The Spring Mountain wineries are geographically above Napa Valley. One gets the sense that they also feel somewhat above the fray emotionally. Things are just different on the mountain. It is much quieter. They get fewer visitors and it would be an amazing feat if a tour bus could even navigate the road to the summit. Gift shops are few. In bad weather, it can be hard to get down the hill, let alone up. The road has been known to wash out. In a way, it is as much island as mountain.

Though its inhabitants have an amazing vista of the whole valley and opposing hills and could literally count the cars as they drive Hwy. 29 or up to Atlas Peak, those views are mostly ignored. The locals prefer to focus on their vineyards and the resident wild life, not worrying about the hive of activity down below.

This is not to say that the wineries aren’t friendly.
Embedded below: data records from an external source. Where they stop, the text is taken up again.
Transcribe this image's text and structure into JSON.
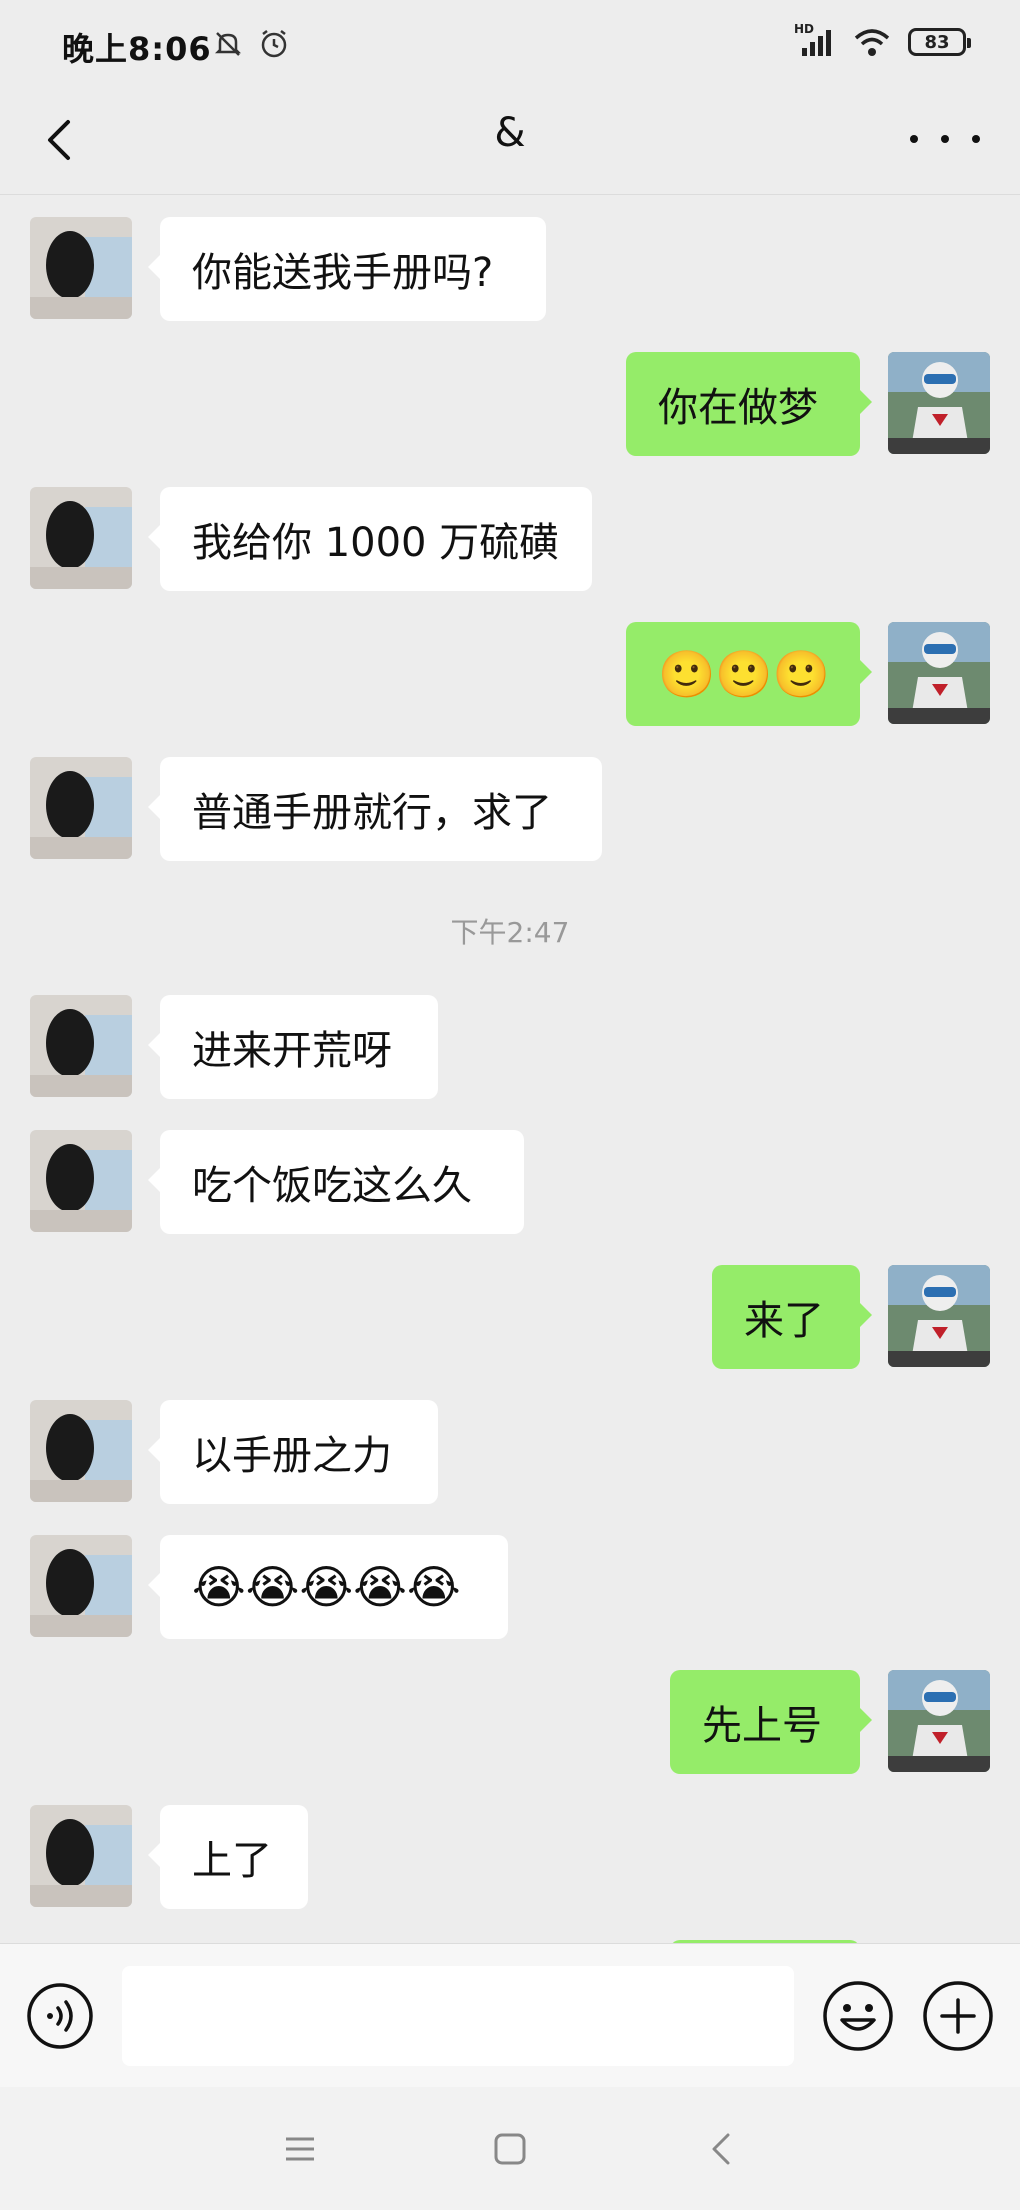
{
  "status_bar": {
    "time": "晚上8:06",
    "battery": "83",
    "network": "HD"
  },
  "header": {
    "title": "&"
  },
  "messages": [
    {
      "side": "in",
      "text": "你能送我手册吗?"
    },
    {
      "side": "out",
      "text": "你在做梦"
    },
    {
      "side": "in",
      "text": "我给你 1000 万硫磺"
    },
    {
      "side": "out",
      "text": "🙂🙂🙂"
    },
    {
      "side": "in",
      "text": "普通手册就行，求了"
    },
    {
      "side": "time",
      "text": "下午2:47"
    },
    {
      "side": "in",
      "text": "进来开荒呀"
    },
    {
      "side": "in",
      "text": "吃个饭吃这么久"
    },
    {
      "side": "out",
      "text": "来了"
    },
    {
      "side": "in",
      "text": "以手册之力"
    },
    {
      "side": "in",
      "text": "😭😭😭😭😭"
    },
    {
      "side": "out",
      "text": "先上号"
    },
    {
      "side": "in",
      "text": "上了"
    }
  ],
  "input": {
    "value": "",
    "placeholder": ""
  },
  "icons": {
    "back": "chevron-left-icon",
    "more": "more-dots-icon",
    "voice": "voice-icon",
    "emoji": "emoji-icon",
    "plus": "plus-icon",
    "nav_menu": "menu-icon",
    "nav_home": "home-icon",
    "nav_back": "back-icon"
  },
  "colors": {
    "background": "#ededed",
    "outgoing_bubble": "#95ec69",
    "incoming_bubble": "#ffffff"
  }
}
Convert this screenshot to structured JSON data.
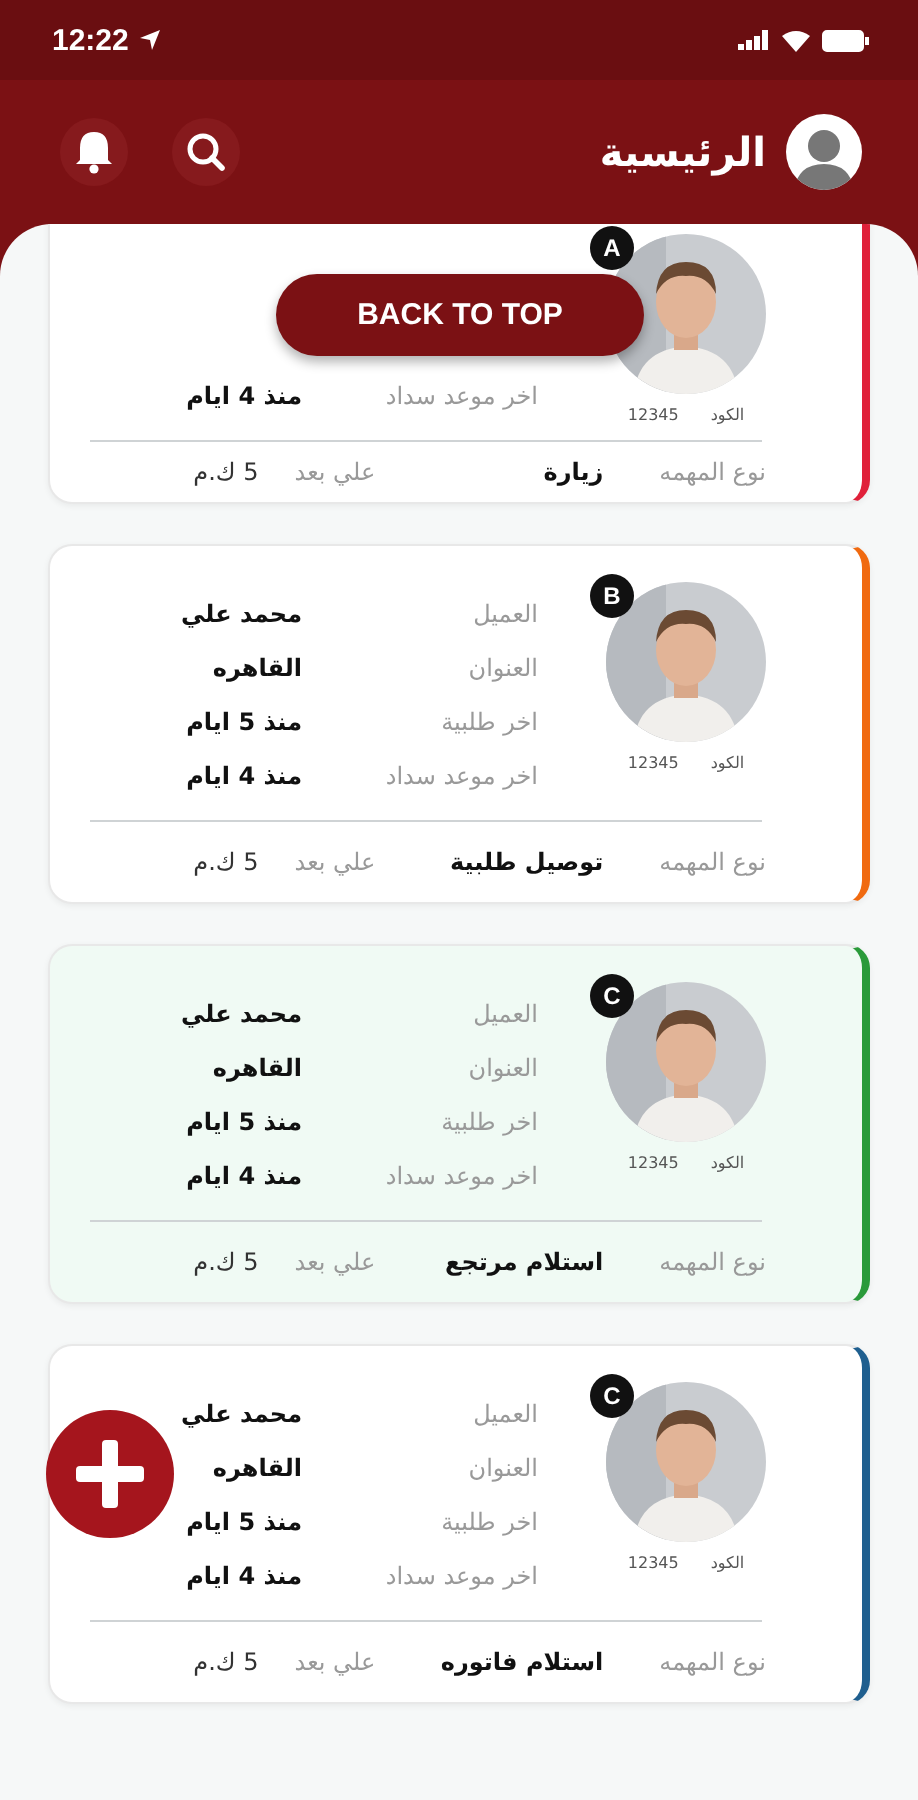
{
  "status_bar": {
    "time": "12:22"
  },
  "header": {
    "title": "الرئيسية"
  },
  "back_to_top": {
    "label": "BACK TO TOP"
  },
  "cards": [
    {
      "badge": "A",
      "color": "#e0203a",
      "selected": false,
      "code_label": "الكود",
      "code": "12345",
      "rows": [
        {
          "label": "اخر موعد سداد",
          "value": "منذ 4 ايام"
        }
      ],
      "task_label": "نوع المهمه",
      "task": "زيارة",
      "distance_label": "علي بعد",
      "distance": "5 ك.م"
    },
    {
      "badge": "B",
      "color": "#f06a10",
      "selected": false,
      "code_label": "الكود",
      "code": "12345",
      "rows": [
        {
          "label": "العميل",
          "value": "محمد علي"
        },
        {
          "label": "العنوان",
          "value": "القاهره"
        },
        {
          "label": "اخر طلبية",
          "value": "منذ 5 ايام"
        },
        {
          "label": "اخر موعد سداد",
          "value": "منذ 4 ايام"
        }
      ],
      "task_label": "نوع المهمه",
      "task": "توصيل طلبية",
      "distance_label": "علي بعد",
      "distance": "5 ك.م"
    },
    {
      "badge": "C",
      "color": "#2a9a3a",
      "selected": true,
      "code_label": "الكود",
      "code": "12345",
      "rows": [
        {
          "label": "العميل",
          "value": "محمد علي"
        },
        {
          "label": "العنوان",
          "value": "القاهره"
        },
        {
          "label": "اخر طلبية",
          "value": "منذ 5 ايام"
        },
        {
          "label": "اخر موعد سداد",
          "value": "منذ 4 ايام"
        }
      ],
      "task_label": "نوع المهمه",
      "task": "استلام مرتجع",
      "distance_label": "علي بعد",
      "distance": "5 ك.م"
    },
    {
      "badge": "C",
      "color": "#1f5f8f",
      "selected": false,
      "code_label": "الكود",
      "code": "12345",
      "rows": [
        {
          "label": "العميل",
          "value": "محمد علي"
        },
        {
          "label": "العنوان",
          "value": "القاهره"
        },
        {
          "label": "اخر طلبية",
          "value": "منذ 5 ايام"
        },
        {
          "label": "اخر موعد سداد",
          "value": "منذ 4 ايام"
        }
      ],
      "task_label": "نوع المهمه",
      "task": "استلام فاتوره",
      "distance_label": "علي بعد",
      "distance": "5 ك.م"
    }
  ]
}
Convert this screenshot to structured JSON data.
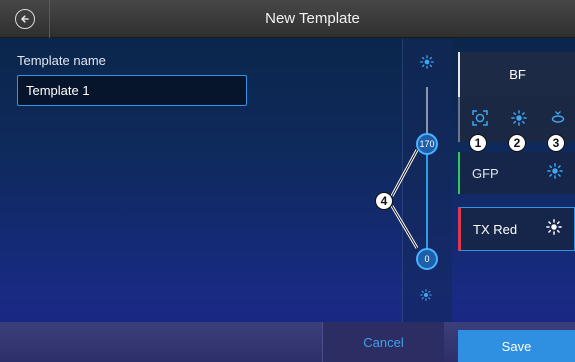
{
  "header": {
    "title": "New Template",
    "back_icon": "arrow-left-circle-icon"
  },
  "form": {
    "template_name_label": "Template name",
    "template_name_value": "Template 1"
  },
  "intensity_slider": {
    "icon": "light-sun-icon",
    "upper_value": "170",
    "lower_value": "0"
  },
  "channels": [
    {
      "name": "BF",
      "tools": [
        {
          "icon": "autofocus-frame-icon",
          "callout": "1"
        },
        {
          "icon": "light-sun-icon",
          "callout": "2"
        },
        {
          "icon": "focus-lens-icon",
          "callout": "3"
        }
      ]
    },
    {
      "name": "GFP",
      "icon": "light-sun-icon",
      "color": "#2ecc55"
    },
    {
      "name": "TX Red",
      "icon": "light-sun-icon",
      "color": "#e0384a",
      "selected": true
    }
  ],
  "callouts": {
    "slider": "4"
  },
  "footer": {
    "cancel_label": "Cancel",
    "save_label": "Save"
  },
  "colors": {
    "accent": "#2f96e6",
    "save": "#2f8fe0"
  }
}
They are. They just have a different style. They are more about farming than marketing. Some neighboring wineries actually help each other during harvest. All of those that are open to the public require appointments. They simply don’t have the physical space to accommodate large crowds and the proprietors want to be able to give personal attention to their guests. In some cases, the “tasting room” is the owners’ dining room or back deck.

Visit Spring Mountain. Call ahead. Take a cave tour at Pride Mountain Vineyards. Taste wines while sitting on deck chairs next to the vineyard at Guilliams, looking out at the valley below. Hear about, and taste, the difference between mountain fruit and valley fruit. It may be the easiest way to understand how distinct one appellation may be from its neighbors. And you can go during Fall.